Черные камни | страница 78
На следующий день меня неожиданно выдернули и повели наверх к Литкенсу. Я уже привык к «конторскому шкафу».
— Что вы вчера наболтали вашему следователю?
— Я могу повторить это и при вас. — И я сказав все то, — что говорил майору Харьковскому.
Полковник Литкенс внимательно выслушал меня. Так же гадко улыбнулся и сказал:
— Что ж, вы смелый человек, Жигулин-Раевский. Я уважаю смелых людей, даже врагов. Я разрешаю вам спать или лежать на кровати в любое время суток. Вы с кем сейчас в камере? Со священником Матвеевыму?
— Да
— Следствие по его делу тоже закончено
— Я это знаю. Он говорил, что тоже подписал 206-ю.
— Если хотите, я разрешу вам читать — книги, газеты.
— Нет. Мне не нужны ваши милости. Пусть Аркадий Чижов читает.
— Почему вы так раздражены против Чижова? — Он предатель и сволочь!
— Здесь и я с вами согласен — сволочь он удивительная! Но ничего — он будет наказан, — закончил Литкенс и как-то странно и даже несколько загадочно усмехнулся.

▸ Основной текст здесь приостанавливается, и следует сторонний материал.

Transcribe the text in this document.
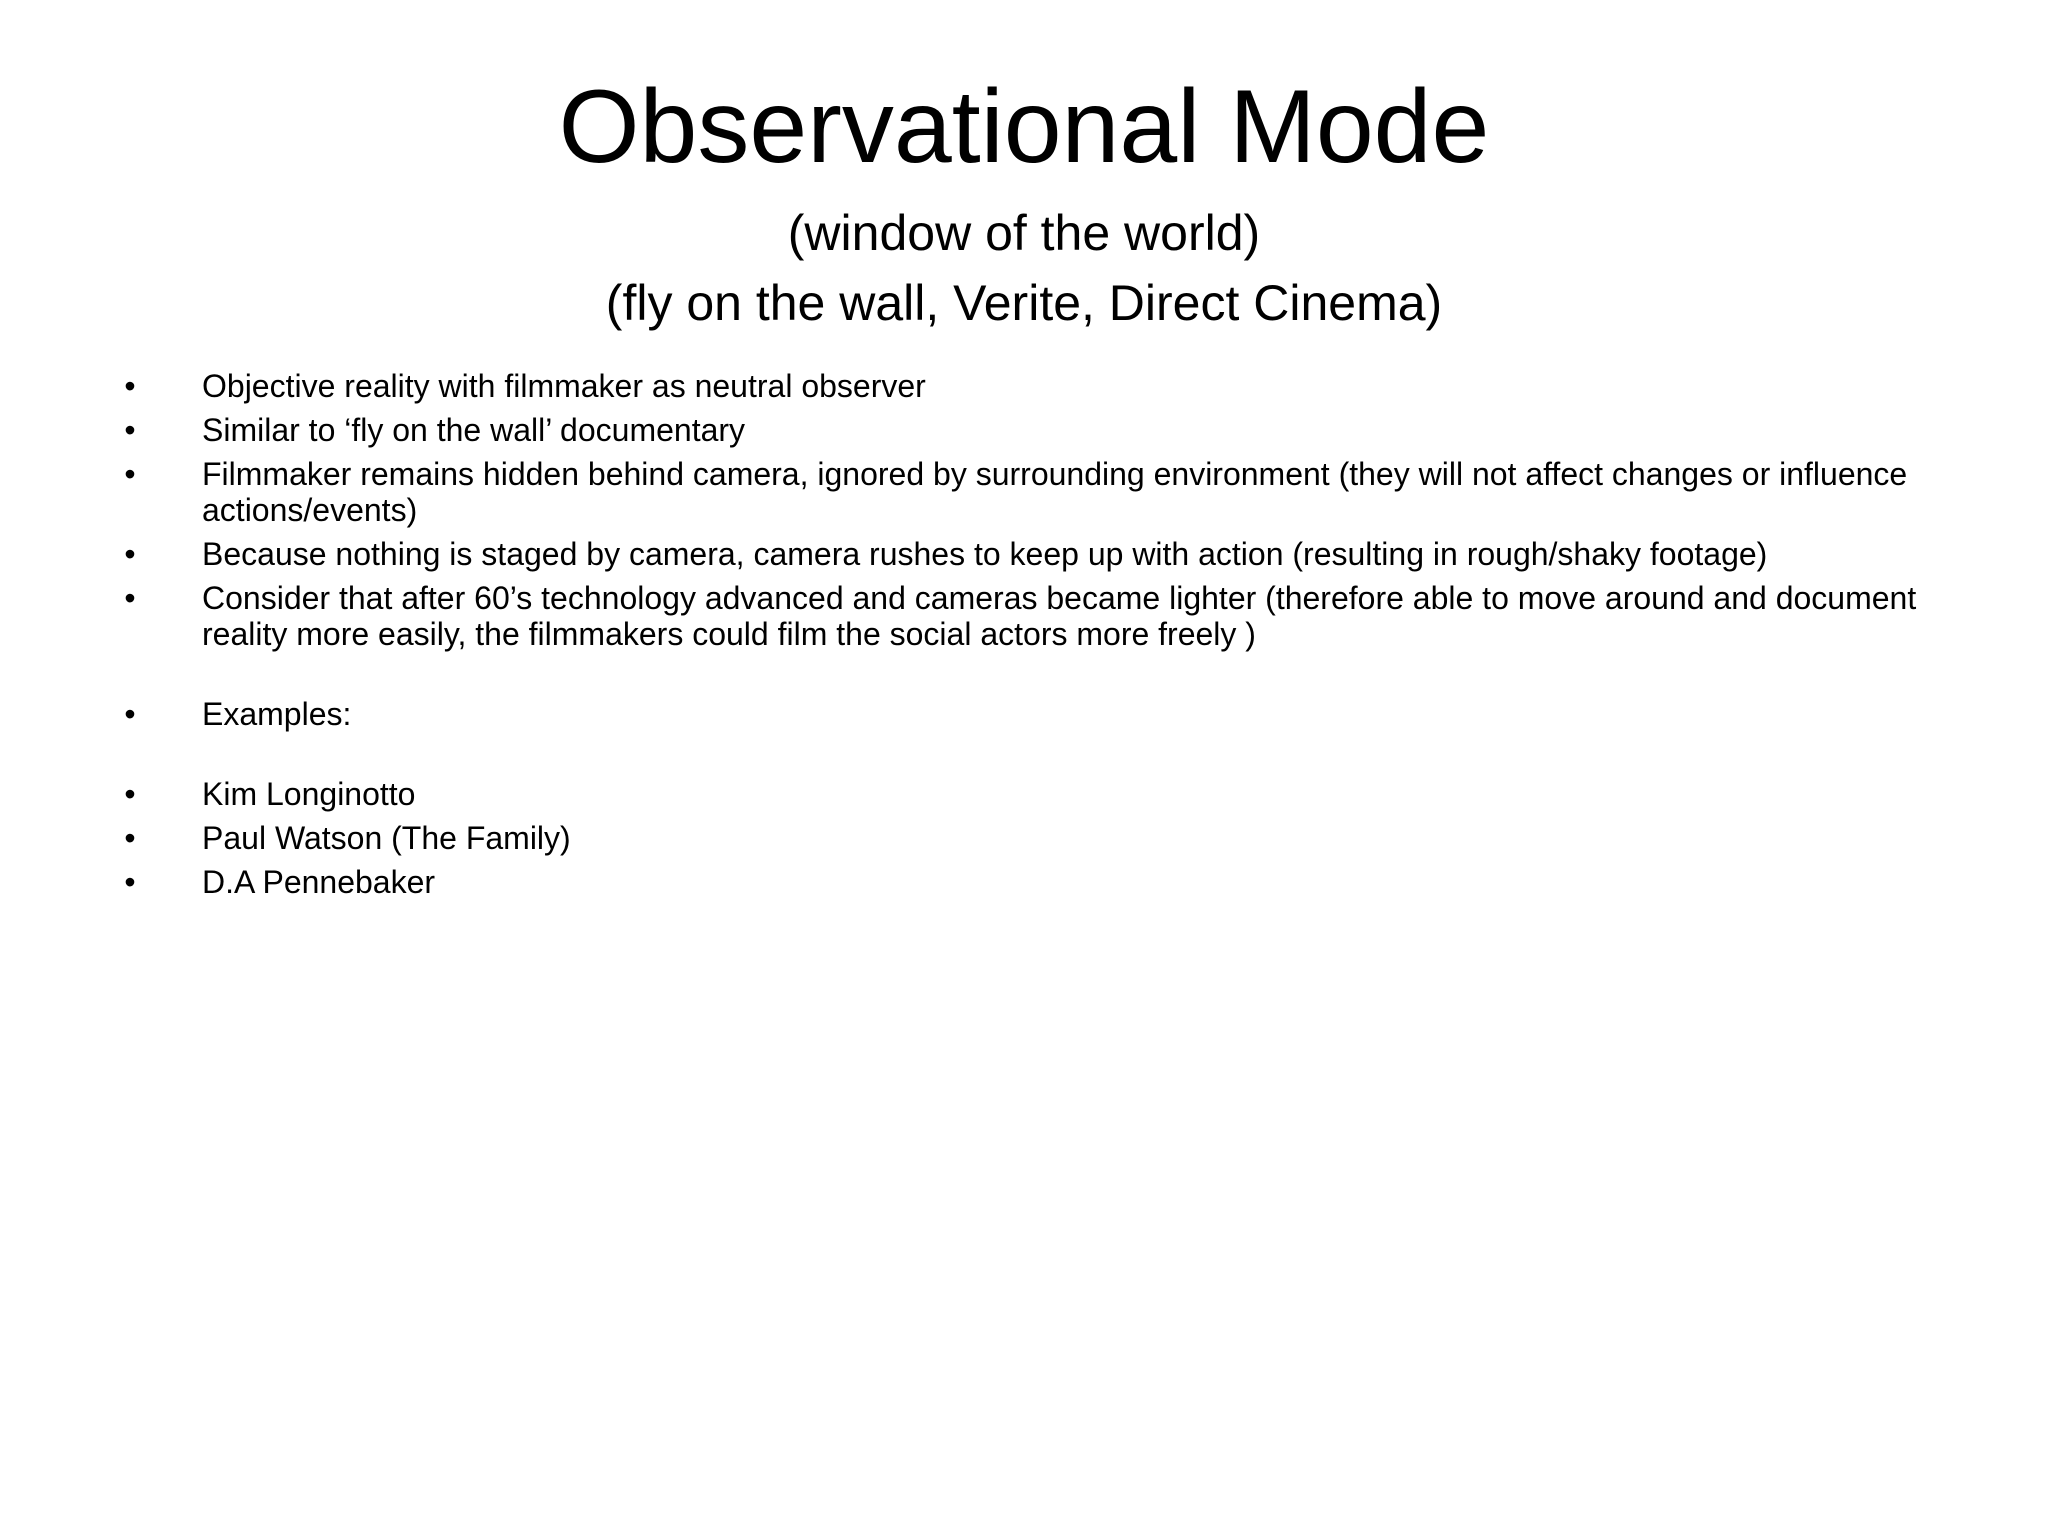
Observational Mode
(window of the world)
(fly on the wall, Verite, Direct Cinema)
• Objective reality with filmmaker as neutral observer
• Similar to ‘fly on the wall’ documentary
• Filmmaker remains hidden behind camera, ignored by surrounding environment (they will not affect changes or influence actions/events)
• Because nothing is staged by camera, camera rushes to keep up with action (resulting in rough/shaky footage)
• Consider that after 60’s technology advanced and cameras became lighter (therefore able to move around and document reality more easily, the filmmakers could film the social actors more freely )
• Examples:
• Kim Longinotto
• Paul Watson (The Family)
• D.A Pennebaker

И меня увели во Внутреннюю тюрьму, в камеру, в которой я обитал уже месяца два со священником Митрофаном Матвеевым. Удивительной духовной и нравственной силы был человек. Когда открывалась дверь в камеру и в дверях показывался надзиратель или дежурный офицер, он всегда осенял их крестным знамением со словами:
— Изыди, сатана проклятый!
Его, как и меня, часто били. Но он терпел побои мученически — читал во время избиения молитвы, — славил господа. Какая это была чистая и светлая душа! Он успокаивал меня:
— Анатолий, не горюй! Ведь за правду ты сидишь?
— В общем, да.
— Так вот, имей в виду. Господь наш сказал: «Блаженны изгнанны правды ради, ибо их еси Царствие Небесное».
За время, какое мы прожили в одной камере — а время в тюрьме длинное-предлинное, — он прочитал мне наизусть все Евангелие — по-церковнославянски и по-русски. И рассказал мне своими словами Ветхий завет. Я же читал ему стихи или пересказывал что-нибудь прочитанное, особенно часто историческое. Этого человека словно сам бог мне в камеру прислал. Я ведь знал от матери всего четыре-пять молитв, а Священного писания не читал. Хотя у матери было до и после войны Евангелие с двойным текстом — славянским и русским. Я листал его и читал некоторые места, меня интересовало сопоставление двух славянских языков — древнего и нового. Был еще интересный альбомчик о чудотворце Серафиме Саровском. Его мы со Славкой на развалинах нашли.
Дня через три после моего вызова к Литкенсу отца Митрофана выдернули с вещами. И я его встретил лишь несколько месяцев спустя на Тайшетской пересылке. Было тепло и солнечно.